A South Florida charter school organization saw a setback in its plans to expand into Sarasota County. Pinecrest Academy now faces a familiar dynamic. A divided school board rejected its application. Now it will likely head to a state appeals process.
But the debate surrounding the 4-1 school board vote underscores a rising trend, in which charter school applications face organized opposition. In this case, a local group called Protect Our Public Schools rallied activists who lined up in opposition before the Sarasota County School Board. They criticized Academica, the management company behind the proposed charter, citing a hard-hitting Miami Herald investigation of its business practices. They also framed the decision over one charter school application as part of a larger fight over the future of public education.

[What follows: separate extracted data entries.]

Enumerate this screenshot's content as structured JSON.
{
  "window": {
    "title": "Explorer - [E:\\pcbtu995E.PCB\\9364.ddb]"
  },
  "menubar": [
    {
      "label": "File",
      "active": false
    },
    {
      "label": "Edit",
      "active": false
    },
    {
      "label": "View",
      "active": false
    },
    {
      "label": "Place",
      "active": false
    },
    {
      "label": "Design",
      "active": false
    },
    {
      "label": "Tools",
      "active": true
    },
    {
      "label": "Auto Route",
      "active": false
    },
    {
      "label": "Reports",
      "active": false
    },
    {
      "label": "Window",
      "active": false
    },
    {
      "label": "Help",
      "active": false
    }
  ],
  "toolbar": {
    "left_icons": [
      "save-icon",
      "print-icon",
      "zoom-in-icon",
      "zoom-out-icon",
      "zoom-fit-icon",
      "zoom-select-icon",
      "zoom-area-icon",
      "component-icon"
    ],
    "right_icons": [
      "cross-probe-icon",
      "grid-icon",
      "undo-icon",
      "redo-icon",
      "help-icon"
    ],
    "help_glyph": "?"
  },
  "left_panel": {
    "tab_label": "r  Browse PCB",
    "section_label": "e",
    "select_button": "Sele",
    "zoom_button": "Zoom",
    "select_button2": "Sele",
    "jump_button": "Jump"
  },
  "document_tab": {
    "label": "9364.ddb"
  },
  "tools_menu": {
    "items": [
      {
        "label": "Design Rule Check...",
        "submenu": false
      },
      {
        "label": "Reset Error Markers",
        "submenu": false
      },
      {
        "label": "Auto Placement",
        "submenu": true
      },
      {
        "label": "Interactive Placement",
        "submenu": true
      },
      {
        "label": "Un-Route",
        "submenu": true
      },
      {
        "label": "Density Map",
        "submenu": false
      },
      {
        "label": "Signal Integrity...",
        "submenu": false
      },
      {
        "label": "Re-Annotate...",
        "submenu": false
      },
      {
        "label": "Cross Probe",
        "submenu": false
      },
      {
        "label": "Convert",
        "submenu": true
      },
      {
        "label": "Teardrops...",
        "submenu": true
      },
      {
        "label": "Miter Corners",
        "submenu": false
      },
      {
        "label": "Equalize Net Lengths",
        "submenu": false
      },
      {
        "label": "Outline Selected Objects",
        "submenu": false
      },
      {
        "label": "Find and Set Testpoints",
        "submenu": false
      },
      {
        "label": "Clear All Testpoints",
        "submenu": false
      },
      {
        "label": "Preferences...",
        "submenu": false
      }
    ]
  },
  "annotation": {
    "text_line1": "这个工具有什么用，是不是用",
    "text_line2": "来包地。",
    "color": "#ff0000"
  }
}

Several board members noted most of the charter schools in its community are homegrown nonprofits who enjoy good relations with the district — and highlighted a contrast.“I don’t think it’s a good use of our tax dollars to turn it around and give it to a for-profit company that’s out of the county,” said Shirley Brown.
Another board member, Bridget Ziegler, disagreed. She noted Pinecrest’s application met most of the district’s criteria. Though the district review committee dinged its parental involvement and transportation plans, she said it scored better than others she’d seen.
More broadly, Ziegler said she welcomed competition from charter schools. She said it pushes the district to serve students better and diversify its own offerings.
“I think that’s to the betterment of our entire Sarasota County school community,” she said. Then she added: “I don’t think we should deter ourselves and not be up for the challenge to make our schools the best choice.”
Ziegler raised concerns about legal fees if the charter school organization appealed its denial to the state appeals commission. Most observers seemed to agree the board’s decision would be appealed, setting up an eventual vote by the state Board of Education.
After the vote, board chair Caroline Zucker exhorted the assembled activists to channel their energy toward Tallahassee.
Correction: An earlier version of this post incorrectly stated the vote count.